House of Salt and Sorrows(90)
Faint starlight filtered through the lighthouse from the gallery windows above. The spiral staircase’s railing was barely visible. I grabbed it and felt around with my foot for the first step, then the next, and the next after that.
Keeping one hand on the railing to secure myself in the dark void and the other on the rough stone wall, I felt around for the lantern.
I was about twenty steps up when something grazed my hair, a phantom caress that jerked me to a stop.
“Dance with me,” whispered a soft voice just behind my ear.
“Cassius?” I called out. Had he decided to come up too, rather than wait on the light?
“Yes?” His voice came from below me, in the center of the shaft.
Gripping the railing, I waved my other hand around in the dark, certain I would hit another person’s—another thing’s—body and scream. But there was nothing, only the cold, moist air.
“Dance with me,” the voice repeated beseechingly.
“Do…do you hear that?” I asked, struggling to keep my voice level.
“I can’t hear anything over that wind,” he answered. “Should I come up?”
When my fingers brushed against the small globe of glass, I wanted to cry with relief. I fumbled open the lantern door and found the wick. Just before I struck a match against the wall, I had an awful premonition when I did, the Weeping Woman would be there in front of me. I pictured myself, startled, falling down the metal stairs and ending in a jagged pile of broken and bloody limbs.
But it was just me, and as the wick flared to life, a soft glow of light warmed the stairwell.
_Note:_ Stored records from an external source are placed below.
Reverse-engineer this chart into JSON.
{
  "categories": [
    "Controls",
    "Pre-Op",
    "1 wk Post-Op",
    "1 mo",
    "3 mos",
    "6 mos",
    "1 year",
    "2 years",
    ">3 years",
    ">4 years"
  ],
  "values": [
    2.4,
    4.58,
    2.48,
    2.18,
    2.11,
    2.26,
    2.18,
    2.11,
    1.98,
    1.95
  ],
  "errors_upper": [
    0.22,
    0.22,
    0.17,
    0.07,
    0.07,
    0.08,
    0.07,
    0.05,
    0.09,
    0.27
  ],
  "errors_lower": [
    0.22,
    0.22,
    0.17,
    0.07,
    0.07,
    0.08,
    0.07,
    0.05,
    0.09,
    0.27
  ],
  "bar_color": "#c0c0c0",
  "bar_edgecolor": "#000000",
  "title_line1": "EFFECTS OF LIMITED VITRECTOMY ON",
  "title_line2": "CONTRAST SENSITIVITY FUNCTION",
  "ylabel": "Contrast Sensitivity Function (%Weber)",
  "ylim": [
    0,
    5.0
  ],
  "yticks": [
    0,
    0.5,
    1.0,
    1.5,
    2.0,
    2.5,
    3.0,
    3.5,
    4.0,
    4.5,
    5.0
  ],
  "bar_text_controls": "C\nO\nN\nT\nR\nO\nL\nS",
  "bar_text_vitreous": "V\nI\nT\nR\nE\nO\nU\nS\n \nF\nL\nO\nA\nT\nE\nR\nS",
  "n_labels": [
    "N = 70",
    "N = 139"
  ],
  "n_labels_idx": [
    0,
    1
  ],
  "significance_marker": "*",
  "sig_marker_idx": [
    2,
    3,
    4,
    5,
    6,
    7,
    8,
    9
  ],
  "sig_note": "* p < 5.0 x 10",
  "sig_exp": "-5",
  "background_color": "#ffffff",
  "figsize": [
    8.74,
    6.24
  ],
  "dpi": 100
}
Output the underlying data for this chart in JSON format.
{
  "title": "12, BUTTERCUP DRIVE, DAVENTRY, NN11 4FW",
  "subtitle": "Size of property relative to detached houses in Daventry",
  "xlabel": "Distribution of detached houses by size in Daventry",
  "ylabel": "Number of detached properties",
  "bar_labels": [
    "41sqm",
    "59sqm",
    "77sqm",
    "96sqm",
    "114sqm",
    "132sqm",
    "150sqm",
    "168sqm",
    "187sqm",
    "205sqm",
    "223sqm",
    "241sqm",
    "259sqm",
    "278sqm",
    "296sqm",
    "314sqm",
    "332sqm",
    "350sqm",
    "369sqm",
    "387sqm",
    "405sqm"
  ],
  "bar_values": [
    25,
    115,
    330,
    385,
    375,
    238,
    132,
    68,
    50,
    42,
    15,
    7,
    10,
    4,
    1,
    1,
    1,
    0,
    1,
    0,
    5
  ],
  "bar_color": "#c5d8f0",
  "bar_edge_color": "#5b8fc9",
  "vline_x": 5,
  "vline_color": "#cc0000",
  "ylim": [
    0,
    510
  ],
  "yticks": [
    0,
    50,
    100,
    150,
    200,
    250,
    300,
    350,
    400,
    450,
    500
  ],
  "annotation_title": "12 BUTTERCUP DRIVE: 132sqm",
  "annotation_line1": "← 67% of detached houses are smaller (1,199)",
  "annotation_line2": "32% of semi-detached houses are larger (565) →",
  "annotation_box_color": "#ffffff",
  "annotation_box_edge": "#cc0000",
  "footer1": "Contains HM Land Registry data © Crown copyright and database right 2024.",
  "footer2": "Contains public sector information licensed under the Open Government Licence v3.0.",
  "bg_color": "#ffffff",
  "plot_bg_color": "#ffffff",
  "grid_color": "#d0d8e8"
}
Cassius was looking up at me, bucket in hand.
“Are you all right?” he asked, stepping around the glass shards from the broken lantern.
I nodded. “My imagination just got the better of me for a moment.”
He headed up the spiral steps, hauling the kerosene. “I shouldn’t wonder after everything that’s happened tonight. Where are we taking this?”
I pointed up the shaft of the lighthouse, where the stairs curved around and around, narrowing in on themselves at the top like the tightly curled body of a seashell. “All the way up to the watch room. The beacon’s base is in there.”
He put the heavy bucket down for a moment and wiped his brow. “Lead the way.”
* * *
I set my lantern on the watch room’s table and checked the beacon’s tank. It was empty.
“We have to crank the piston back up, then put the kerosene oil in,” I explained, spinning the handle. Once the weight was raised, I had Cassius pour the oil in, then reset the weight. “The piston presses the oil up through the pipe here,” I said, showing him the copper tube running up to the burner in the gallery room. “As the wick burns the oil, it’s replenished by the tank.”
“Until it runs out,” Cassius said, setting down the bucket.
“Exactly. Now we just need to light the burner, and the beacon will be back.”
Cassius peered out one of the windows, eyeing the storm. “We should have just enough time.”
“Stay here in case I need the piston lowered again to get the kerosene flowing,” I instructed, leaving the lantern with Cassius as I scurried up the stairs.
The gallery was a mess of dark shadows, but I found my way to the beacon and the lamp. Wrapping my skirt around my fingers—oils from my skin would cause the glass to heat unevenly and shatter—I slid the plate aside and lit the wick. It sputtered to a start, flickering as the kerosene pushed up from below. Once the flame was full and unwavering, I put the glass back in place and studied the rotating mirrors. They ran on a pendulum system, much like a grandfather clock.
“How does it look?” Cassius called. The beacon’s flame offered me just enough light to see him through the opening in the floor.
I knelt down, pointing through the hole. “See those chains near you? Hoist the weights all the way up and then flip the catch. That will start up the mirrors, sending out the flash of light.”
Squinting into the dark, I watched him work, checking the wick every few seconds to make sure it was still going strong. I tilted one of the glasses, instantly blinding myself as the room burst into light, amplified by the series of mirrors.
“It’s working!” I exclaimed, rubbing my eyes. Dozens of brightly colored dots flashed across my vision, making it impossible to see. I heard Cassius on the stairs, coming up to see our work. “Watch out for the flash,” I warned. If Silas were here, he would have fallen over laughing at so amateur a mistake.
“Annaleigh?”
I caught the note of concern in Cassius’s voice. Squinting, I could just barely make out his form on the stairs. Stars danced around him.
“Annaleigh, come to me.”
“What? Why?”
He was staring past me, looking at something huddled at my ankles. I turned, and a shriek ripped from my chest, splitting the world in two.
There, on the floor, twisted with rigor mortis and darkened with decay, was Fisher.
My knees hit the wooden planks as I crumpled to the floor. I tried to cover my mouth, but nothing would stop the guttural, choking screams from pouring forth. Fisher’s neck was wrenched horrifically to the side, his joints splayed in unnatural angles. Milk-white eyes stared back at me from sunken sockets. I knew they couldn’t actually see me, but they seemed to plead for release.